For the choice of red dates, I recommend choosing the ones with larger size and thicker flesh, so that the sweetness of the dates will be very high and the taste will be good. I used small gray dates, because a friend sent a box a few days ago, I really don’t know how to solve it except for porridge, so I decided to make some jujube cakes.
Brown sugar supplements iron and blood, which is very beneficial to the body. Because red dates already contain sugar, the amount of brown sugar here can be increased or decreased according to your own preferences.
Because corn oil is an odorless cooking oil, it is not recommended to use other substitutes (except olive oil).
Baking powder is to make the date cake more fluffy and soft. It is not recommended to remove it. If you don't like it, you can leave it out. Baking powder should use aluminum-free baking powder, which is not harmful to human body.
For sesame seeds, it is best to choose raw sesame seeds, as the taste will be more fragrant.
- 300g red dates
- 360g low-gluten flour
- 4 eggs
- 80g brown sugar
- Corn oil 70g
- Baking powder 3g
- baking soda
- Raw white sesame
Wash the red dates, remove the core, put them in a pot, add water and cook until soft.
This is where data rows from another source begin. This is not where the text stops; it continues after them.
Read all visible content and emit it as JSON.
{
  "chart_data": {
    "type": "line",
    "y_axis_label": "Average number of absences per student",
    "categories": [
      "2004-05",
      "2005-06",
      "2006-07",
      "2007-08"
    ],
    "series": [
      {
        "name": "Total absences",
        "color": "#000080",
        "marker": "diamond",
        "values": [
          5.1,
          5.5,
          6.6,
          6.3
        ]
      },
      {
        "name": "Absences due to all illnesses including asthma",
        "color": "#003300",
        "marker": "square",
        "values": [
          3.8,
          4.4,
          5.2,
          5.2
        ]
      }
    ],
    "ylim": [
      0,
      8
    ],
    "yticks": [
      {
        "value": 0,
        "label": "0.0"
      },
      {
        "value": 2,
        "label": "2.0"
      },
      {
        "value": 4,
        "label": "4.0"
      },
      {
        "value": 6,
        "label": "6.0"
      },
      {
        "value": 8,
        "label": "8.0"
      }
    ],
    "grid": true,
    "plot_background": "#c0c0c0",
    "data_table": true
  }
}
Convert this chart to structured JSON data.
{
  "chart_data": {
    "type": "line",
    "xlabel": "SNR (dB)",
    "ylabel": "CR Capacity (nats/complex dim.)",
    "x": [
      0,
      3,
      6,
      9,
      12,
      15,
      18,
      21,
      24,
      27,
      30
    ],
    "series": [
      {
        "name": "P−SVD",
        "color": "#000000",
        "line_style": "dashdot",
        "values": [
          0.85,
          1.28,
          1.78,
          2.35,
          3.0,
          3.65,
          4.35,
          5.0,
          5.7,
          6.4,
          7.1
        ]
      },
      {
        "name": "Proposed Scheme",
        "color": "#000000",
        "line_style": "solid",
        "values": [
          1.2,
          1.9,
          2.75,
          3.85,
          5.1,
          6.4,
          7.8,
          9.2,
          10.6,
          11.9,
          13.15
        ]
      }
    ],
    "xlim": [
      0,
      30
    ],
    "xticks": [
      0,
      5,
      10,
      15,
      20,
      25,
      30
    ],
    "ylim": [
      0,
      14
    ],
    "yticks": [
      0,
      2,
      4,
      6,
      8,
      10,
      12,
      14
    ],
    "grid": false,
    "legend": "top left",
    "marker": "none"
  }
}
After boiling, pour out the excess juice and leave a part, then add brown sugar to melt it and let it cool. After it cools, pour it into the food processor and whip it into red date puree.
Take 450 grams of red jujube puree, add eggs and mix well.
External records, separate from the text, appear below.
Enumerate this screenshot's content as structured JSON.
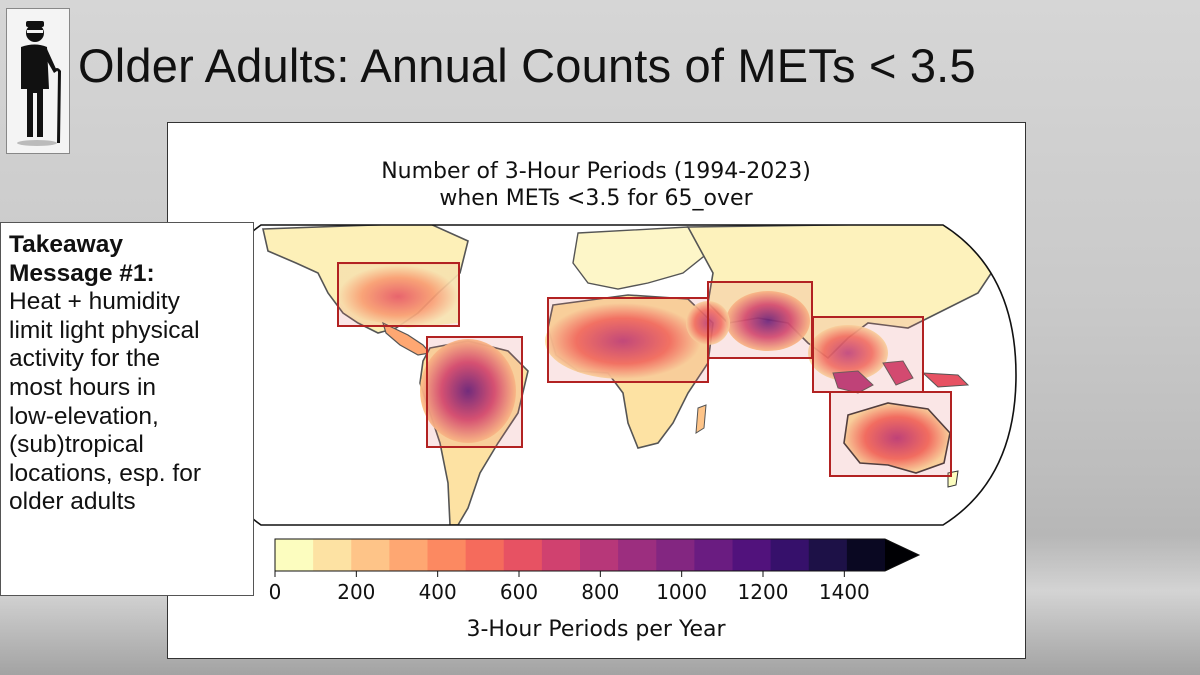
{
  "slide": {
    "title": "Older Adults: Annual Counts of METs < 3.5",
    "icon": "elderly-person-with-cane-icon"
  },
  "takeaway": {
    "heading_line1": "Takeaway",
    "heading_line2": "Message #1:",
    "body_lines": [
      "Heat + humidity",
      "limit light physical",
      "activity for the",
      "most hours in",
      "low-elevation,",
      "(sub)tropical",
      "locations, esp. for",
      "older adults"
    ]
  },
  "chart_data": {
    "type": "heatmap",
    "title_line1": "Number of 3-Hour Periods (1994-2023)",
    "title_line2": "when METs <3.5 for 65_over",
    "colorbar": {
      "label": "3-Hour Periods per Year",
      "min": 0,
      "max": 1500,
      "ticks": [
        0,
        200,
        400,
        600,
        800,
        1000,
        1200,
        1400
      ],
      "tick_labels": [
        "0",
        "200",
        "400",
        "600",
        "800",
        "1000",
        "1200",
        "1400"
      ],
      "extend": "max",
      "colormap": "magma_r",
      "colors": [
        "#fcfdbf",
        "#fde2a3",
        "#fec488",
        "#fea772",
        "#fc8961",
        "#f56b5c",
        "#e75263",
        "#d0416f",
        "#b73779",
        "#9c2e7f",
        "#832681",
        "#6a1c81",
        "#51127c",
        "#36106b",
        "#1d1147",
        "#0a0822",
        "#000004"
      ]
    },
    "highlight_regions": [
      "Southern North America / Gulf of Mexico",
      "Northern South America / Amazon",
      "Sahel / Northern Africa",
      "South Asia",
      "Southeast Asia / Maritime Continent",
      "Australia"
    ],
    "highlight_color": "#b22222"
  }
}
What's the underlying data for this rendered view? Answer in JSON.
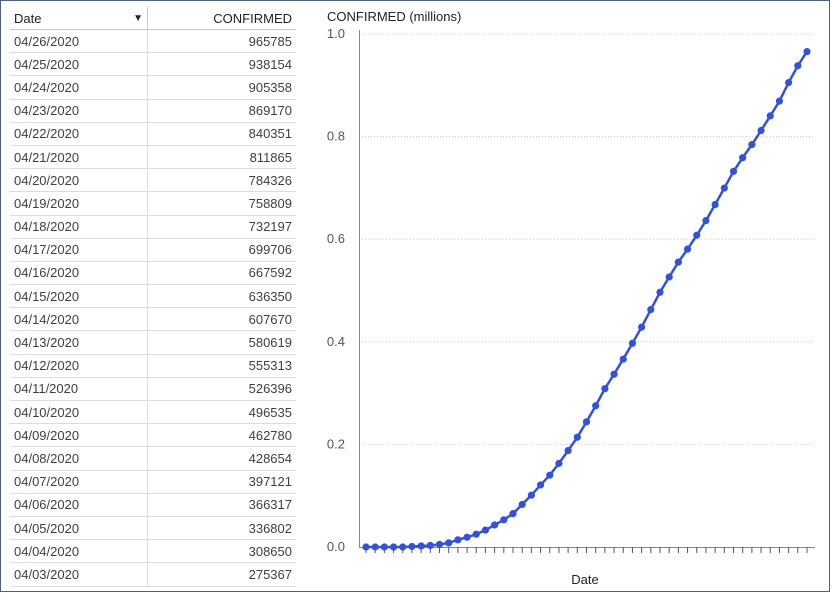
{
  "table": {
    "headers": {
      "date": "Date",
      "confirmed": "CONFIRMED"
    },
    "sort_icon": "sort-down-triangle",
    "rows": [
      {
        "date": "04/26/2020",
        "confirmed": "965785"
      },
      {
        "date": "04/25/2020",
        "confirmed": "938154"
      },
      {
        "date": "04/24/2020",
        "confirmed": "905358"
      },
      {
        "date": "04/23/2020",
        "confirmed": "869170"
      },
      {
        "date": "04/22/2020",
        "confirmed": "840351"
      },
      {
        "date": "04/21/2020",
        "confirmed": "811865"
      },
      {
        "date": "04/20/2020",
        "confirmed": "784326"
      },
      {
        "date": "04/19/2020",
        "confirmed": "758809"
      },
      {
        "date": "04/18/2020",
        "confirmed": "732197"
      },
      {
        "date": "04/17/2020",
        "confirmed": "699706"
      },
      {
        "date": "04/16/2020",
        "confirmed": "667592"
      },
      {
        "date": "04/15/2020",
        "confirmed": "636350"
      },
      {
        "date": "04/14/2020",
        "confirmed": "607670"
      },
      {
        "date": "04/13/2020",
        "confirmed": "580619"
      },
      {
        "date": "04/12/2020",
        "confirmed": "555313"
      },
      {
        "date": "04/11/2020",
        "confirmed": "526396"
      },
      {
        "date": "04/10/2020",
        "confirmed": "496535"
      },
      {
        "date": "04/09/2020",
        "confirmed": "462780"
      },
      {
        "date": "04/08/2020",
        "confirmed": "428654"
      },
      {
        "date": "04/07/2020",
        "confirmed": "397121"
      },
      {
        "date": "04/06/2020",
        "confirmed": "366317"
      },
      {
        "date": "04/05/2020",
        "confirmed": "336802"
      },
      {
        "date": "04/04/2020",
        "confirmed": "308650"
      },
      {
        "date": "04/03/2020",
        "confirmed": "275367"
      }
    ]
  },
  "chart_data": {
    "type": "line",
    "title": "CONFIRMED (millions)",
    "xlabel": "Date",
    "ylabel": "",
    "ylim": [
      0,
      1.0
    ],
    "yticks": [
      "0.0",
      "0.2",
      "0.4",
      "0.6",
      "0.8",
      "1.0"
    ],
    "grid": "horizontal-dotted",
    "line_color": "#3351e0",
    "series": [
      {
        "values": [
          0.0,
          0.0,
          0.0,
          0.0,
          0.0,
          0.001,
          0.002,
          0.003,
          0.005,
          0.008,
          0.014,
          0.019,
          0.025,
          0.033,
          0.043,
          0.053,
          0.065,
          0.083,
          0.101,
          0.121,
          0.14,
          0.163,
          0.188,
          0.214,
          0.244,
          0.275367,
          0.30865,
          0.336802,
          0.366317,
          0.397121,
          0.428654,
          0.46278,
          0.496535,
          0.526396,
          0.555313,
          0.580619,
          0.60767,
          0.63635,
          0.667592,
          0.699706,
          0.732197,
          0.758809,
          0.784326,
          0.811865,
          0.840351,
          0.86917,
          0.905358,
          0.938154,
          0.965785
        ]
      }
    ]
  }
}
Sift half of the flour into the egg mixture, and use a silicone spatula to mix evenly. Then sift the remaining flour into the batter and mix well.
After the batter is mixed, add corn oil and mix well. You can also add corn oil after mixing the egg liquid and the jujube puree. The corn oil is added to make the jujube cake more moist and tender.
Line the mold with oiled paper, pour the batter into the mold, spread it out with a spatula, and sprinkle with raw white sesame seeds.
Preheat the oven in advance, set the middle layer of the oven to 140 degrees, and bake for 45 minutes.
Take out the baked jujube cake, put it on the iron rack to cool, and cut it into small pieces when eating. Very tasty and nutritious.
Different flours have different water absorption, and the ingredients of jujube paste are slightly adjusted according to your own situation.
Different oven brands will have different temperatures, please refer to the respective oven temperature.